必要なことと言えば必要なことなのだが、ぶっちゃけ負担を軽減する為のノーム達の道標なだけだから、省くことも自分で出来ることなんだけどな。
とは思いはしたもののまさか言える筈もなく、じゃあ自分でやる、と言うには突き刺さるようなレイラの視線に、まあ無理だった(ここで押し通したら、何がどうなるかなんて想像に難くないんだ)。


「僕からもお願いします、ジェイド」


どうやって答えるか黙って考えていれば、側に居たイオンが助け船を出してくれたから、ルークは安堵から小さく息を吐いた。

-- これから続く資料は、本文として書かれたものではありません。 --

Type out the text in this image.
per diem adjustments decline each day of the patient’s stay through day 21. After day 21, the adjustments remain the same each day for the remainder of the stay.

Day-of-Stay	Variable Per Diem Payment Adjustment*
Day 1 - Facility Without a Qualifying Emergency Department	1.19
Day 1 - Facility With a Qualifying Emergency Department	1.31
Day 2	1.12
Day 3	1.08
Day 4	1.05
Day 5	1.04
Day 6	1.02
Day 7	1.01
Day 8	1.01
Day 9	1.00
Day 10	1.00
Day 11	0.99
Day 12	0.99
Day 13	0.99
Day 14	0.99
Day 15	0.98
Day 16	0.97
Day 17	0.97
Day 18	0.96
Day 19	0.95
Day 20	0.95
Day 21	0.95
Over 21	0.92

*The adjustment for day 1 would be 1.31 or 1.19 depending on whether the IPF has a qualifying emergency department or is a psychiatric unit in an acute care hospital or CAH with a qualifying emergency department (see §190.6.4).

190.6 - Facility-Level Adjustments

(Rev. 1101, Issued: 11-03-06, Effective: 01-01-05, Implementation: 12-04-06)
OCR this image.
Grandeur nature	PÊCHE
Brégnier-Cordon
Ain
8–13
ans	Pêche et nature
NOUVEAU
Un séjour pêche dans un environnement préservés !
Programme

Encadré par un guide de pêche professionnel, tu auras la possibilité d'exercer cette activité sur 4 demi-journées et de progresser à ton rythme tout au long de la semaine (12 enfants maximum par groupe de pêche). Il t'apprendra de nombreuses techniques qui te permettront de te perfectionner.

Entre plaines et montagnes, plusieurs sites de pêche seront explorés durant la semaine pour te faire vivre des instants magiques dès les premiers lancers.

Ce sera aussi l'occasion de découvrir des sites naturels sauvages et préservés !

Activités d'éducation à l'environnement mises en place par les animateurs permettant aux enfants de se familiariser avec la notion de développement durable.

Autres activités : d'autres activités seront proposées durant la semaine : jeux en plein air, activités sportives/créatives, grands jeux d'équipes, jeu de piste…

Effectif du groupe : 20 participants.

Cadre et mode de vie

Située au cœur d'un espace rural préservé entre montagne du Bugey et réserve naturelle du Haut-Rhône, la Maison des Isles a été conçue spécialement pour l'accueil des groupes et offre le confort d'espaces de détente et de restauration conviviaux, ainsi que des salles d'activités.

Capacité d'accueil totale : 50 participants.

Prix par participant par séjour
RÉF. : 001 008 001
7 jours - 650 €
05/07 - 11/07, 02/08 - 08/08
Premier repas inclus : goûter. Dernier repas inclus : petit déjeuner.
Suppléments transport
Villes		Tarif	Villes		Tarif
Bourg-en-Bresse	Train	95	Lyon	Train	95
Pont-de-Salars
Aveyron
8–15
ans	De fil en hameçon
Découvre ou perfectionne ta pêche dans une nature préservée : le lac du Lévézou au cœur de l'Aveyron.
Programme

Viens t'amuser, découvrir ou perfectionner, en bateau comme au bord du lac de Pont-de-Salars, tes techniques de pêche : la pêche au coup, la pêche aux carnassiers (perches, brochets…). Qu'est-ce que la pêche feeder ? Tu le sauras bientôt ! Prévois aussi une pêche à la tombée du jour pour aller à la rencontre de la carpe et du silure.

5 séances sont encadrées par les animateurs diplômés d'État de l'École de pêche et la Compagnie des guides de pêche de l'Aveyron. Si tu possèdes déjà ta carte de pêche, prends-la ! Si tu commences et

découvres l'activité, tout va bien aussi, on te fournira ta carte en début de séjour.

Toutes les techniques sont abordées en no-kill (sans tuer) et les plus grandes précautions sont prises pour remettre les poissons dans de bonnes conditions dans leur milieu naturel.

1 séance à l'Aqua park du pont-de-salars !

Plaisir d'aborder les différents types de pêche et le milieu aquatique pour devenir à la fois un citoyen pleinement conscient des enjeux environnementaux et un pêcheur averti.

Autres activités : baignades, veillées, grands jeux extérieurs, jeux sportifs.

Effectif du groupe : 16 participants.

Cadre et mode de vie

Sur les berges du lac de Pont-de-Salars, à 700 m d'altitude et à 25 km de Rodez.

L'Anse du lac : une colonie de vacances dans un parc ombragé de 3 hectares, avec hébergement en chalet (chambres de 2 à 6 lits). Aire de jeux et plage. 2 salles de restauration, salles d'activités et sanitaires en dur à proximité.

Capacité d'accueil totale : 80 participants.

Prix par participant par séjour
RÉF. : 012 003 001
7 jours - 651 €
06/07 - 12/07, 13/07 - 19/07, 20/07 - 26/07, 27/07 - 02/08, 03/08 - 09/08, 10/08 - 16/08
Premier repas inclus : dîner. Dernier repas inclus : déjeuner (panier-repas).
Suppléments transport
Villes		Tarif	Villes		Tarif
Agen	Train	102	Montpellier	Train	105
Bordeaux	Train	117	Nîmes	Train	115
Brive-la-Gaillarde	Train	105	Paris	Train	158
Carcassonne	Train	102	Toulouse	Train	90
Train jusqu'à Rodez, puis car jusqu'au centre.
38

きちんと名乗り出てもいなければその場の流れで同行している相手からでは承諾してはもらえないだろうが、導師であるイオンが頼めば、ジェイドはどうしたって断れない。
そして思った通り、仕方なく、と言った形ではあったがジェイドは了承してくれて、そう時間も経たぬ内に戻って来てくれた。
広大な地に描かれた、譜陣が見た目のみ、完成する。


ライガクイーンに頼んでジェイドは無理だとしてもティアからは見えないよう側に寄り添ってもらい、そうして一度イオンへと振り返った。
他の音素意識集合体に干渉しているから、ここにレイラの姿はない。
不安そうに見つめてくるイオンと、目を合わせた。
心配そうな顔をしながら、震える唇で呼ぶ名前を遮って、ただ。


「悪い、イオン。後のこと頼むな」
「ですがルーク…!」
「大丈夫だって。平気だから、よろしくな」
「…………はい」


交わされた二人の言葉に、ティアは結局イオンに頼るのかと非難めいた声を上げたが、ジェイドは黙ったままとりあえず口出しはしなかった。
ゆっくりと苗木に手を翳すルークの姿を、ジッと見据える。
目を瞑り、意識を集中させたルークの手から、仄かな光が溢れ出した。

橙色の、光。


導かれるように溢れた光が、譜陣を辿り、いま。




「これは…!」


一際強い光が放たれ、その目映さに目を瞑り、次に目蓋を押し上げたそこには、先程までどこにもなかった、樹々の織り成す森が広がっていた。
ライガ達が順々にその中へと姿を消していくのを、ティアだけでなくジェイドですらも、呆然と見送るしか、出来ない。

どうせ出来やしない、と。

目の前の朱髪碧眼の貴族の子どもに対し、そう高を括っていただけに、ジェイドは目を見張って俄には信じられなかった。
それでも、頬を撫でる風が、樹々が揺れる葉のざわめきが、木漏れ日が、夢だともまして偽りだとも、そう認識することを許してはくれない。



「ルーク!!」


今にも泣き出しそうなイオンの叫び声と、力無く倒れるルークの姿を突き付けられるまで、ジェイドとティアは現実に引き戻されずに、呆然としたまま立ち尽くすばかりだった。